Imbrication, intrication
La grande force de ce parcours musical réside dans le mélange permanent des genres. Il est infiniment cocasse d’entendre parler de chômage sur l’Hiver de Vivaldi ou de se trouver comprimé – actualité oblige – dans les transports en commun de la RATP sur l’ouverture de Guillaume Tell. L’évocation de situations quotidiennes sur de la « grande » musique induit un décalage d’autant plus savoureux que les airs ne font pas que s’enchaîner. Aurore Bourdon et Marion Lépine chantent des paroles contemporaines sur la musique classique et passent sans transition d’un univers musical à un autre, mêlant avec dextérité et humour tous les genres. Il faut saluer la performance qui les fait passer à bride abattue à travers tous les styles et toutes les époques au milieu d’une phrase musicale ou d’un texte. Elles nous baladent de surprise en surprise, d’airs en airs que l’on se prend à fredonner, de réminiscences qui remontent à la surface et s’enchaînent avec maestria, accompagnées en cela par des adaptations musicales pour l’accordéon qui se mue en l’occurrence avec dextérité en orchestre complet.
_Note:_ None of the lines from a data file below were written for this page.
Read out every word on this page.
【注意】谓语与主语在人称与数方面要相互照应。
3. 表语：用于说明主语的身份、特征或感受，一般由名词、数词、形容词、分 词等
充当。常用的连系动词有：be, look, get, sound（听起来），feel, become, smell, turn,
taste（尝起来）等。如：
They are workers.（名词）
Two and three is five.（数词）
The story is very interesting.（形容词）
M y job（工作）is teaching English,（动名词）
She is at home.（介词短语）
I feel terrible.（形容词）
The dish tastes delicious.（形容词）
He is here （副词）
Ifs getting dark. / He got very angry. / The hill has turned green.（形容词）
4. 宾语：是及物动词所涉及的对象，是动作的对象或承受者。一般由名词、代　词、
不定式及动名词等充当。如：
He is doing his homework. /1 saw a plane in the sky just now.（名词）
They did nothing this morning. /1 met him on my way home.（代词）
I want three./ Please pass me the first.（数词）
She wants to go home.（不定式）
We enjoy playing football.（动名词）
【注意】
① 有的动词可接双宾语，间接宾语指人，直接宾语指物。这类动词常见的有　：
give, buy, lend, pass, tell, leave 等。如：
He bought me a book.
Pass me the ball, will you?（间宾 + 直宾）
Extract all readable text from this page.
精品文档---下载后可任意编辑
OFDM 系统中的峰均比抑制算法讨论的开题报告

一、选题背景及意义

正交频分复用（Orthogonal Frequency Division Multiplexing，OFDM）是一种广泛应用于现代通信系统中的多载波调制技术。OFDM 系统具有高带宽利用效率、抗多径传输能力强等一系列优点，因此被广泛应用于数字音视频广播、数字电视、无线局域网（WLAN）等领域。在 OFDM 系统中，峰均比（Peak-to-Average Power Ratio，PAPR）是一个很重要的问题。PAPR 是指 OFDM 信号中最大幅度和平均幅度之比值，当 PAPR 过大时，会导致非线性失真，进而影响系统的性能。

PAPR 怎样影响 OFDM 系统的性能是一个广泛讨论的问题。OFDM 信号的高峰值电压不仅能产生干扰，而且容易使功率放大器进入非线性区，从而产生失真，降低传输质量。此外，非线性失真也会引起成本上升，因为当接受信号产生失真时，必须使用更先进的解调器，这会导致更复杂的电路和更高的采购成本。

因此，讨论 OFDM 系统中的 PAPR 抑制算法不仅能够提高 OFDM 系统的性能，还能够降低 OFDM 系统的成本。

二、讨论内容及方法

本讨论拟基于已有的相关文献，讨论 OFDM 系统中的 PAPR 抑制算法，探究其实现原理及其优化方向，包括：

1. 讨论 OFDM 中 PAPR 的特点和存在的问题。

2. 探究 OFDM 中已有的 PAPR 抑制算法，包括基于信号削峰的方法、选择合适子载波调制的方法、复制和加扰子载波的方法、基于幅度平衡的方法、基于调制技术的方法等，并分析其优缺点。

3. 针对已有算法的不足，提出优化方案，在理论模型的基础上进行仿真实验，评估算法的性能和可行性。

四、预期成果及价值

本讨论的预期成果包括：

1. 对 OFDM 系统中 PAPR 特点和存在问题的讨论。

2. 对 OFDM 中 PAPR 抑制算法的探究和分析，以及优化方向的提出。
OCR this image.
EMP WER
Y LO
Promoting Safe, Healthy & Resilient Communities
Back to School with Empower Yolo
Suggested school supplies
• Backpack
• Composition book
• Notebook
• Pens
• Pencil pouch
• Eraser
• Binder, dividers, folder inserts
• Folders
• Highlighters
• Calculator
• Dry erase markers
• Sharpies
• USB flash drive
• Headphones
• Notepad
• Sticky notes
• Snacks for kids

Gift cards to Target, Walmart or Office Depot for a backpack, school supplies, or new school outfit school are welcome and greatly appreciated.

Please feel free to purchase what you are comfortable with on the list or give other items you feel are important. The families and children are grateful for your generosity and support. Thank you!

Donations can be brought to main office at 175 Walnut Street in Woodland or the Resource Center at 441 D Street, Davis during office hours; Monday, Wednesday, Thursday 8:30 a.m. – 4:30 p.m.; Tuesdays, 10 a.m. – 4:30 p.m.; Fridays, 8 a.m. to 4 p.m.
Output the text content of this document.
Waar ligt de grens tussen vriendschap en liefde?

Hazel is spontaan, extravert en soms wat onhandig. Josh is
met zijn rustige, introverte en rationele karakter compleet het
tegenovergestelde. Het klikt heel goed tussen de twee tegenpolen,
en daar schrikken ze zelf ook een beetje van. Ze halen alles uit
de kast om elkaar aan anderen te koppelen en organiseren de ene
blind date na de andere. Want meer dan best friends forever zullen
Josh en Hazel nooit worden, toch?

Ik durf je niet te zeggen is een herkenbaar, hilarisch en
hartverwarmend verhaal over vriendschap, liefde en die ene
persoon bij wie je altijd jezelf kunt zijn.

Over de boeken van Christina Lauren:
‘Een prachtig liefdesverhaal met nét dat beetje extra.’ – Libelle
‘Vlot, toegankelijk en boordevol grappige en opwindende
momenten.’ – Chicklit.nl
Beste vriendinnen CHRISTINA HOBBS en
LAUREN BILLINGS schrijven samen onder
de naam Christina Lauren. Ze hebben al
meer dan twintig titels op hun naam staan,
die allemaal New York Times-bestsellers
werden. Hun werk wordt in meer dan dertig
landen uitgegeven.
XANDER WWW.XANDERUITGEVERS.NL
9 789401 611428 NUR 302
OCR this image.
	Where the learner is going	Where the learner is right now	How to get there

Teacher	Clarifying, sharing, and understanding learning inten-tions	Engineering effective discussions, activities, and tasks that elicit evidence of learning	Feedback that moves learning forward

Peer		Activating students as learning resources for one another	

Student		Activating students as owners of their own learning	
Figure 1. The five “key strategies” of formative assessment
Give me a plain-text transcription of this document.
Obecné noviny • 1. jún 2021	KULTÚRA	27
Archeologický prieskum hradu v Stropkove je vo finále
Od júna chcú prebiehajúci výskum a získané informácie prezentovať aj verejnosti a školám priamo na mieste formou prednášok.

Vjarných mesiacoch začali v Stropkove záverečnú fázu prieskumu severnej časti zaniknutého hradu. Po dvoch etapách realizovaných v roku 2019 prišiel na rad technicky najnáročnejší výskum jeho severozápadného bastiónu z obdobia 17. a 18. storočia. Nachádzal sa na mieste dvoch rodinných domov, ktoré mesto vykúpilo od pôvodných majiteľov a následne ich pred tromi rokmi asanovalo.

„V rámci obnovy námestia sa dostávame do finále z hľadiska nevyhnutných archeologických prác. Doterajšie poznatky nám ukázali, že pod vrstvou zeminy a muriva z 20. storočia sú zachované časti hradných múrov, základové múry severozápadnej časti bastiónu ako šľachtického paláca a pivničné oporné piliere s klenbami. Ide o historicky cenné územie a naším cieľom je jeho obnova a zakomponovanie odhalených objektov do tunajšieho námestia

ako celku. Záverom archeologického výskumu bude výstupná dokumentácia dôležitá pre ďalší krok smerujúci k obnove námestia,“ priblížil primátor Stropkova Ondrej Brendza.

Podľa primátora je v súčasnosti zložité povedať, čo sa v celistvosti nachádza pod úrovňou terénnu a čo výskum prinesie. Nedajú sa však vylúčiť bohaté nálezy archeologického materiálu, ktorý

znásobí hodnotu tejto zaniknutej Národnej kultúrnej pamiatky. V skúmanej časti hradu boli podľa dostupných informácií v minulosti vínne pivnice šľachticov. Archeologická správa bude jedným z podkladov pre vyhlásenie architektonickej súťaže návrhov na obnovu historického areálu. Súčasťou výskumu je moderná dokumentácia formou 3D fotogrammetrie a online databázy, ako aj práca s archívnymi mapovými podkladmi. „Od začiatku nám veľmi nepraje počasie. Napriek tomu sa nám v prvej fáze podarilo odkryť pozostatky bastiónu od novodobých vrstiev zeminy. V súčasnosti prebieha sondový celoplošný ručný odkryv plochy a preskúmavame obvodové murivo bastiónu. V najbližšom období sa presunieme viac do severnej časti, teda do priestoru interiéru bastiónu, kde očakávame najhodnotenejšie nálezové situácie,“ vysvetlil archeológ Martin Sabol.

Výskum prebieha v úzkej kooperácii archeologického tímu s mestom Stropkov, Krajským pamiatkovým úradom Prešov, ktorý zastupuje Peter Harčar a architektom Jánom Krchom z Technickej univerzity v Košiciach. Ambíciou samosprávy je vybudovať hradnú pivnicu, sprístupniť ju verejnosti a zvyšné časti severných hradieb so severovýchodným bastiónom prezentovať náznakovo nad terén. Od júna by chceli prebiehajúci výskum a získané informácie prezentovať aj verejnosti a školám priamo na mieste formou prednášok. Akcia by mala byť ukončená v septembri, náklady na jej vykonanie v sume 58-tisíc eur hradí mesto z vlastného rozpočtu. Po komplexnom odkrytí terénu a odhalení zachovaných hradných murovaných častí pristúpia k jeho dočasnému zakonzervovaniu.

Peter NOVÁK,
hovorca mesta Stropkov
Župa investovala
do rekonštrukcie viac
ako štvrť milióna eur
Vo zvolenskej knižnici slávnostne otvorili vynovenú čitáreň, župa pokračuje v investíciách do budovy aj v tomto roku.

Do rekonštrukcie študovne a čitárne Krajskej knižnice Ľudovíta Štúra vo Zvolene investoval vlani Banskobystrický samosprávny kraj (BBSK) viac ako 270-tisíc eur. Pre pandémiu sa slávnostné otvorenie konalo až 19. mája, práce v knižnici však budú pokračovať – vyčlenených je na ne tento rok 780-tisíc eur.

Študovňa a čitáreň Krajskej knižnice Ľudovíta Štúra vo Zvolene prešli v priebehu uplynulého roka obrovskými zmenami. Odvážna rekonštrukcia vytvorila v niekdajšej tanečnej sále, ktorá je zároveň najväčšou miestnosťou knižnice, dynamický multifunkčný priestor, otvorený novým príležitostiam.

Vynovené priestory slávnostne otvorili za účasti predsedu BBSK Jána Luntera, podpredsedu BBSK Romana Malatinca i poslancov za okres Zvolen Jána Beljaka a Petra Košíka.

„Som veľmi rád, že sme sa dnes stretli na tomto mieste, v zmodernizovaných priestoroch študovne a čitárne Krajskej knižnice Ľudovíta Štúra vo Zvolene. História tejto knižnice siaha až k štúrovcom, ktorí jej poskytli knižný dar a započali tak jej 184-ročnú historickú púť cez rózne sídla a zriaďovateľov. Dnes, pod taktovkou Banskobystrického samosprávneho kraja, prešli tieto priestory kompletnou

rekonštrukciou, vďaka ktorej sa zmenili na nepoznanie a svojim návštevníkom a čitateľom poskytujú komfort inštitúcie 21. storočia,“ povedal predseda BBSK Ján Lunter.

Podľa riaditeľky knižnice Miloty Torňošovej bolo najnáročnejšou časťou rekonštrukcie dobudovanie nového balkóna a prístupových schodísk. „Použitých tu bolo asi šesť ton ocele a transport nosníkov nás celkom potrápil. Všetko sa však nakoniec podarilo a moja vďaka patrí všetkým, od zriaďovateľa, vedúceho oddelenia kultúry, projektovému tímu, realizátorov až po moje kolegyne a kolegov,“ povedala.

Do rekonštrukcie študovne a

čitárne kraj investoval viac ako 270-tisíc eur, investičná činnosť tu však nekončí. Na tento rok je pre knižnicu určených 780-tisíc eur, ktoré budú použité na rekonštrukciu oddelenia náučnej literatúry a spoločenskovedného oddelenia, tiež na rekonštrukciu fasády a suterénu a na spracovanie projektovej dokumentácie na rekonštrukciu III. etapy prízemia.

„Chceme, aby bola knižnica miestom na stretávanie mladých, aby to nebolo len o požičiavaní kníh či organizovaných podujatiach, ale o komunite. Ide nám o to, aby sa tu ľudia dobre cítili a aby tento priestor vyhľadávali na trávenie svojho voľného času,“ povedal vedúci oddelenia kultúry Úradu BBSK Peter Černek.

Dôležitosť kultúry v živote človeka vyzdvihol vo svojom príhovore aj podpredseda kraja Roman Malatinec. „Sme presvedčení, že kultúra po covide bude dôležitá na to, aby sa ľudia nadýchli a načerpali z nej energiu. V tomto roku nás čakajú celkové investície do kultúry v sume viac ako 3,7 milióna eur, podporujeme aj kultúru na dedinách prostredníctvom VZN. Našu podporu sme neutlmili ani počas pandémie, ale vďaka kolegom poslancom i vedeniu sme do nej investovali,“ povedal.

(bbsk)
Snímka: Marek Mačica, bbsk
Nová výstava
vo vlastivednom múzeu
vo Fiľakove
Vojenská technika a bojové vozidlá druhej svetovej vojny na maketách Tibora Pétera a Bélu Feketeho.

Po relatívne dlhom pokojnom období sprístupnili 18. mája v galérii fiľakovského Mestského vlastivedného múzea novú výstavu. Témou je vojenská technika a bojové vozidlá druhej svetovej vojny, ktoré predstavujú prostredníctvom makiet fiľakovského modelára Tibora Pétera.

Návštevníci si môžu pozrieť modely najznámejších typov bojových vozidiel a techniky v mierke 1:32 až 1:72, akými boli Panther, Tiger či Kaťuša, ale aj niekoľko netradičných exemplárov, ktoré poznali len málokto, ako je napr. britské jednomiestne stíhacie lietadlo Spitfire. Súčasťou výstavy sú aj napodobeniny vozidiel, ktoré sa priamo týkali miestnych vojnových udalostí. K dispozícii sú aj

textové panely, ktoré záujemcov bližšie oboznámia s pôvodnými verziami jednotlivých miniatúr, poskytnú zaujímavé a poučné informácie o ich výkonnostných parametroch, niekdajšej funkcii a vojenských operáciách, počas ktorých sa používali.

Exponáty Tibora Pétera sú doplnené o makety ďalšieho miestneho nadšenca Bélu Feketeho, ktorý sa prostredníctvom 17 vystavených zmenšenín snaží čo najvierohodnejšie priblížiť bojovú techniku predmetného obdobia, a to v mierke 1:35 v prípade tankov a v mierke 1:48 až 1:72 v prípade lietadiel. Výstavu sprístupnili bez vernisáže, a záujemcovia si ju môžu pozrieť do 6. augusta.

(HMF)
La musique, mais pas seulement
Une inventivité pleine de poésie et de surprises est au rendez-vous lorsqu’un tutu se métamorphose en ciel étoilé tout clignotant d’étoiles que la Lune vient visiter ou qu’un joli bibi abrite une boîte de kleenex pour étancher les larmes du désespoir. Construit comme une série de séquences dont l’intitulé est inscrit chaque fois sur le mur en fond de scène, le spectacle nous promène dans les événements petits et grands qui composent la vie quotidienne. À l’operassedic succèdent, par exemple, la balade dans Paris et l’Operatp tandis que les amours et les amitiés se forment sur l’Operappeletoi avant de sombrer dans l’Operamour. Une histoire s’ébauche entre la blanche colombe provinciale un peu naïve qui décide de monter à la capitale pour faire carrière et devenir vedette et la diablesse tentatrice qui se joue d’elle. Sous le signe du noir et du blanc, le tutu est de rigueur et cygne noir et cygne blanc se livrent à une parodie de danse classique on ne peut plus cocasse. Il faut dire qu’elles ont la pêche, nos deux chanteuses en perdition. Avec un bel ensemble, elles passent sans claquettes de la comédie musicale façon Fred Astaire au tango, valsent en cadence ou rugissent dans le micro pour notre plus grand bonheur. Trouveront-elles leur place et gagneront-elles leurs galons pour toucher les Assedic ? Il faut se rendre au spectacle si vous voulez en connaître la fin…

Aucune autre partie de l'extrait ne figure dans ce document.